I wrote in my FlyStream magazine editorial a few issues back that I was concerned about the level of negative sentiment snowballing as a tougher than average trout season developed last year in north-east Victoria and the Snowy Mountains. As anglers were bombarded by reports of bad fishing, many either stopped going; or they went, but with low expectations. Of course the latter is hardly more likely to result in a fish caught than the former.

However challenging the fishing might have been in reality, there was no doubt in the minds of many that it was much worse. By later in the season, successful anglers could hardly be heard above the roar of negativity. Some were even describing 2013/14 as 'the worst season ever'; an extraordinary claim when measured against the drought years of 1967, 1982, 1997 and 2006 - or the huge fires of 2003, 2006 & 2009! But I will grant that last year was certainly the worst ever for negative reports, surely a product in part of the exponential efficiency of the information age.
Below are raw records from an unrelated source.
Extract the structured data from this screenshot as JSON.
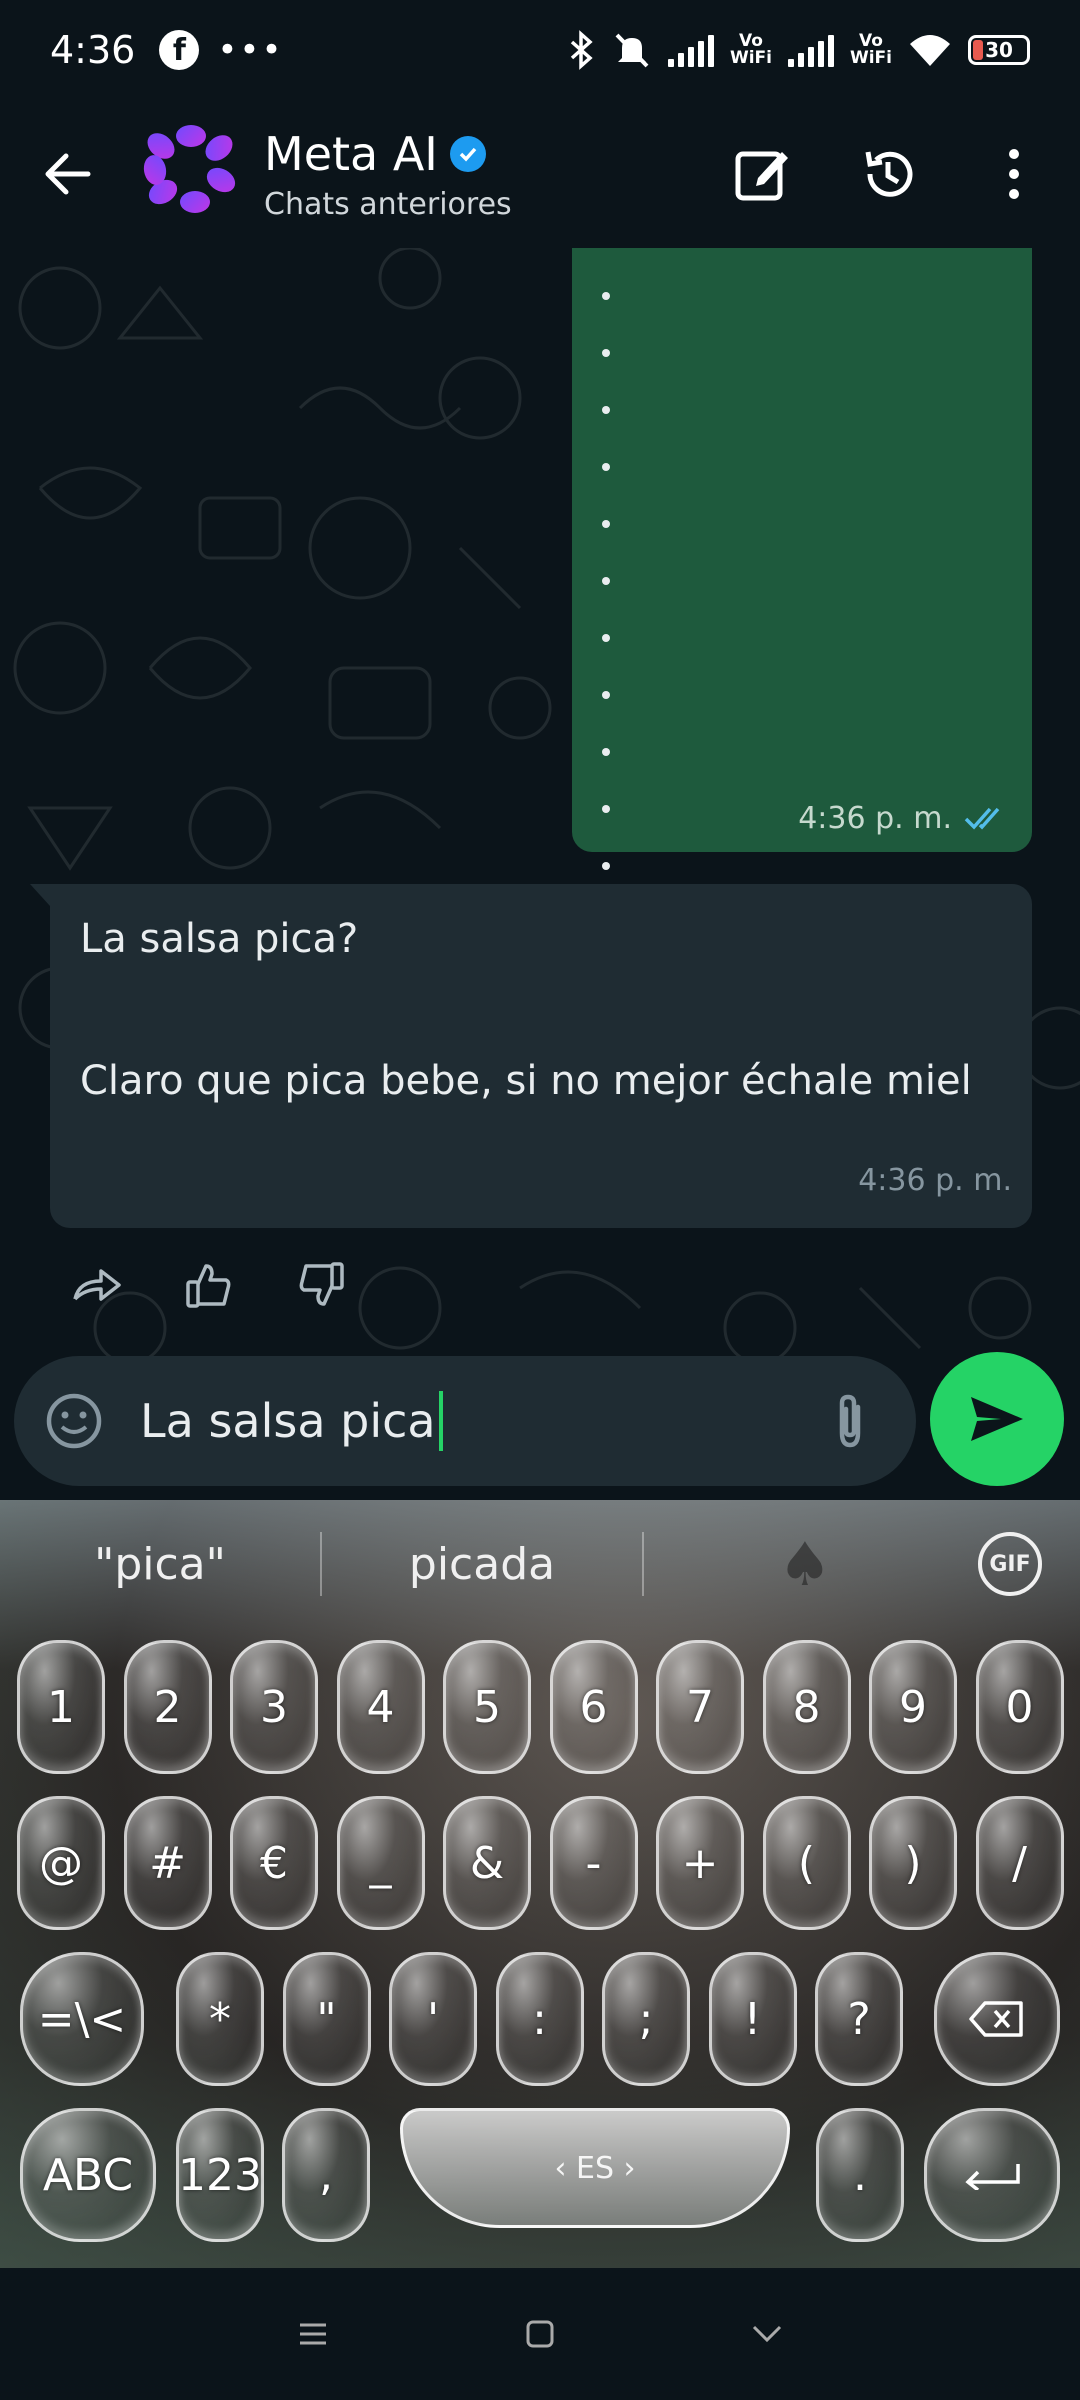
{
  "status_bar": {
    "time": "4:36",
    "more": "•••",
    "vowifi_1": "Vo\nWiFi",
    "vowifi_2": "Vo\nWiFi",
    "battery": "30"
  },
  "header": {
    "title": "Meta AI",
    "subtitle": "Chats anteriores"
  },
  "messages": {
    "outgoing": {
      "bullet_count": 11,
      "time": "4:36 p. m."
    },
    "incoming": {
      "line1": "La salsa pica?",
      "line2": "Claro que pica bebe, si no mejor échale miel",
      "time": "4:36 p. m."
    }
  },
  "composer": {
    "text": "La salsa pica"
  },
  "keyboard": {
    "suggestions": [
      "\"pica\"",
      "picada"
    ],
    "row1": [
      "1",
      "2",
      "3",
      "4",
      "5",
      "6",
      "7",
      "8",
      "9",
      "0"
    ],
    "row2": [
      "@",
      "#",
      "€",
      "_",
      "&",
      "-",
      "+",
      "(",
      ")",
      "/"
    ],
    "row3": [
      "=\\<",
      "*",
      "\"",
      "'",
      ":",
      ";",
      "!",
      "?"
    ],
    "row4": {
      "abc": "ABC",
      "num": "123",
      "comma": ",",
      "space": "ES",
      "period": "."
    }
  }
}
I don't know what the rest of the 2014/15 season has in store - that assessment will have to wait until June! But for much of the country, the trout fishing season is off to a promising start. I do know that not everywhere will fish well all the time, and there is nothing wrong with reporting as much. What I hope we avoid this season is every tough fishing day being seen as further proof of some widespread disaster that doesn't actually exist. Otherwise we run the risk that flyfishers will again miss out on some great trout fishing; not because it isn't available, but because they believe it isn't available. And that would be a shame.